Changes in the Henry Hub natural gas spot price generally translate to changes in the price of natural gas delivered to end users. The delivered price of natural gas to the electric power sector is highest in the High Oil Price case, where it rises from $4.40/mmBtu in 2013 to $10.08/mmBtu in 2040, compared with $8.28/mmBtu in the Reference case. Higher delivered natural gas prices result in a decline in natural gas consumption in the electric power sector in the High Oil Price case, from 8.2 Tcf in 2013 to 6.8 Tcf in 2040, compared with an increase in natural gas consumption in the electric power sector to 9.4 Tcf in 2040 in the Reference case. In the Low Oil Price and High Oil and Gas Resource cases, smaller increases in delivered natural gas prices result in more consumption for power generation than in the Reference case or High Oil Price case in 2040.
In the Reference case, new generation capacity added through the projection period includes 144 GW of natural gas-fired capacity, 77 GW of renewable capacity (45% is wind and 44% solar), 9 GW of nuclear capacity, and only 1 GW of coal-fired capacity.
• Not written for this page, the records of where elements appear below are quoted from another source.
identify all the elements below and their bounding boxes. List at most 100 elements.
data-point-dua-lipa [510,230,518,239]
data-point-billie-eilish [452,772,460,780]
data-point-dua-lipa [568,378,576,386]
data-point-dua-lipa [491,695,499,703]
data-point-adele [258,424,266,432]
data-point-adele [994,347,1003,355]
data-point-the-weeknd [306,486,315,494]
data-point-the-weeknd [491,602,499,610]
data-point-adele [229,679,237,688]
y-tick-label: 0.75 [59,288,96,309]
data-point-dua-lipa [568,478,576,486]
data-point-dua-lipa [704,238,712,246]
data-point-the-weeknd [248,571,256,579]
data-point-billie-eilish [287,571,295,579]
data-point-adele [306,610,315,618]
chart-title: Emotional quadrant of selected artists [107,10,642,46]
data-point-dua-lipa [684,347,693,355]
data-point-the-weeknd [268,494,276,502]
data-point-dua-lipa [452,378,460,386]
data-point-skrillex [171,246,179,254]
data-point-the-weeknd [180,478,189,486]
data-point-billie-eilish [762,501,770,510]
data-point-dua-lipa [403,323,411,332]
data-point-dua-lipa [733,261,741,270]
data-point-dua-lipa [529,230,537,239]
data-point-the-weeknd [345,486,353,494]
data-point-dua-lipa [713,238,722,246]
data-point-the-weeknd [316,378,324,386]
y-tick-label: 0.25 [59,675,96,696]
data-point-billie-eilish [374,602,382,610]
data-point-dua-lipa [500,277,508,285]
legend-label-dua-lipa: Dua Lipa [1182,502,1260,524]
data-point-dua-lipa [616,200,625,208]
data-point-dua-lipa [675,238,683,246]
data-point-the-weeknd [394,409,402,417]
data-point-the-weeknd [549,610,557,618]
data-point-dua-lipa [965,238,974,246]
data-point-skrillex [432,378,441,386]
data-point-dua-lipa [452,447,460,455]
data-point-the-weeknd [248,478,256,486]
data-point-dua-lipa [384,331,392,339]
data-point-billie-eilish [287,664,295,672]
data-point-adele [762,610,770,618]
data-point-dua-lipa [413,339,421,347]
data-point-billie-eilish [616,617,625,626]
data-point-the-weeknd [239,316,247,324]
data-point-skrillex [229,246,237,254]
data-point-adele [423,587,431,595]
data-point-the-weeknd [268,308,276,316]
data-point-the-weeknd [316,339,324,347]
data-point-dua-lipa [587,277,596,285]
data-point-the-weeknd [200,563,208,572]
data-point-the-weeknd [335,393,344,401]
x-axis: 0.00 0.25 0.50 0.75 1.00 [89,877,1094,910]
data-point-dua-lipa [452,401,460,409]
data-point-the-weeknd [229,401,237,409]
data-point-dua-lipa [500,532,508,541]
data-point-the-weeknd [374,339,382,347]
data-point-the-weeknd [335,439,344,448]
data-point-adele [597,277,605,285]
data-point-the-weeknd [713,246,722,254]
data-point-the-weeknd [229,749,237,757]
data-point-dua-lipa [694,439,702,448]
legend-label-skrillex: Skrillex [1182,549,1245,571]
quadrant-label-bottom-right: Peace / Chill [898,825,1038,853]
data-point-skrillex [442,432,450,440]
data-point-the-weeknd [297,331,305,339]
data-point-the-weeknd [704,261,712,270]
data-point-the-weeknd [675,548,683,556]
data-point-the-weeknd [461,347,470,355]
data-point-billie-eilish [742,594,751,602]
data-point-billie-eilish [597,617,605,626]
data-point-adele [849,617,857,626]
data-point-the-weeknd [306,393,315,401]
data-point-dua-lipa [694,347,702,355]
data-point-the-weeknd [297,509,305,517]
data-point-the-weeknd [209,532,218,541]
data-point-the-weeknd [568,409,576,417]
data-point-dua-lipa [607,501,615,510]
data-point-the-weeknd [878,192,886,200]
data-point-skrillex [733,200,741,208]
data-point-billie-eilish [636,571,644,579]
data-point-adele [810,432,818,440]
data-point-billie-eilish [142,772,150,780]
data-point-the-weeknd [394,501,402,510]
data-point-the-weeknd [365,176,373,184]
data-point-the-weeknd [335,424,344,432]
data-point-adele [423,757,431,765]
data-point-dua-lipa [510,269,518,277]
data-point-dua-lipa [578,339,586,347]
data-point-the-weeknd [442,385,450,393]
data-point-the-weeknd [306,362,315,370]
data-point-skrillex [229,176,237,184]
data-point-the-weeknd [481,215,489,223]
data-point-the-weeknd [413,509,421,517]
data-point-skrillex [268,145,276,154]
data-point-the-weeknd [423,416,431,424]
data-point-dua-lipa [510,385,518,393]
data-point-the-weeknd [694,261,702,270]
Significant variation in the mix of generation capacity types added in the different AEO2015 cases also affects generation prices. Natural gas capacity additions vary substantially, with only 117 GW added in the Low Economic Growth case and 236 GW added in the High Economic Growth case. In the High Economic Growth case, a more vibrant economy leads to more industrial and commercial activity, more consumer demand for electric devices and appliances, and consequently greater demand for electricity.
In 2013, coal made up 44% of total generation fuel costs, and natural gas made up 42%. In 2040, coal makes up only 35% of total fuel costs in the Reference case, compared with 55% for natural gas. Oil, which is the most expensive fuel for generation, accounted for 6% of the total generating fuel costs in 2013 and from 2019 through 2040 accounts for only 3% of the total. Nuclear fuel accounts for 6% to 8% of electricity generation fuel costs throughout the projection period.
Natural gas consumption in the AEO2015 Reference case increases from 26.9 quadrillion Btu (26.2 Tcf) in 2013 to 30.5 quadrillion Btu (29.7 Tcf) in 2040. The largest share of the growth is for electricity generation, where demand for natural gas grows from 8.4 quadrillion Btu (8.2 Tcf) in 2013 to 9.6 quadrillion Btu (9.4 Tcf) in 2040, in part as a result of the retirement of 40.1 GW of coal-fired capacity by 2025. Natural gas consumption in the industrial sector also increases, rapidly through 2016 and then more slowly through 2040, benefiting from the increase in shale gas production that is accompanied by slower growth of natural gas prices.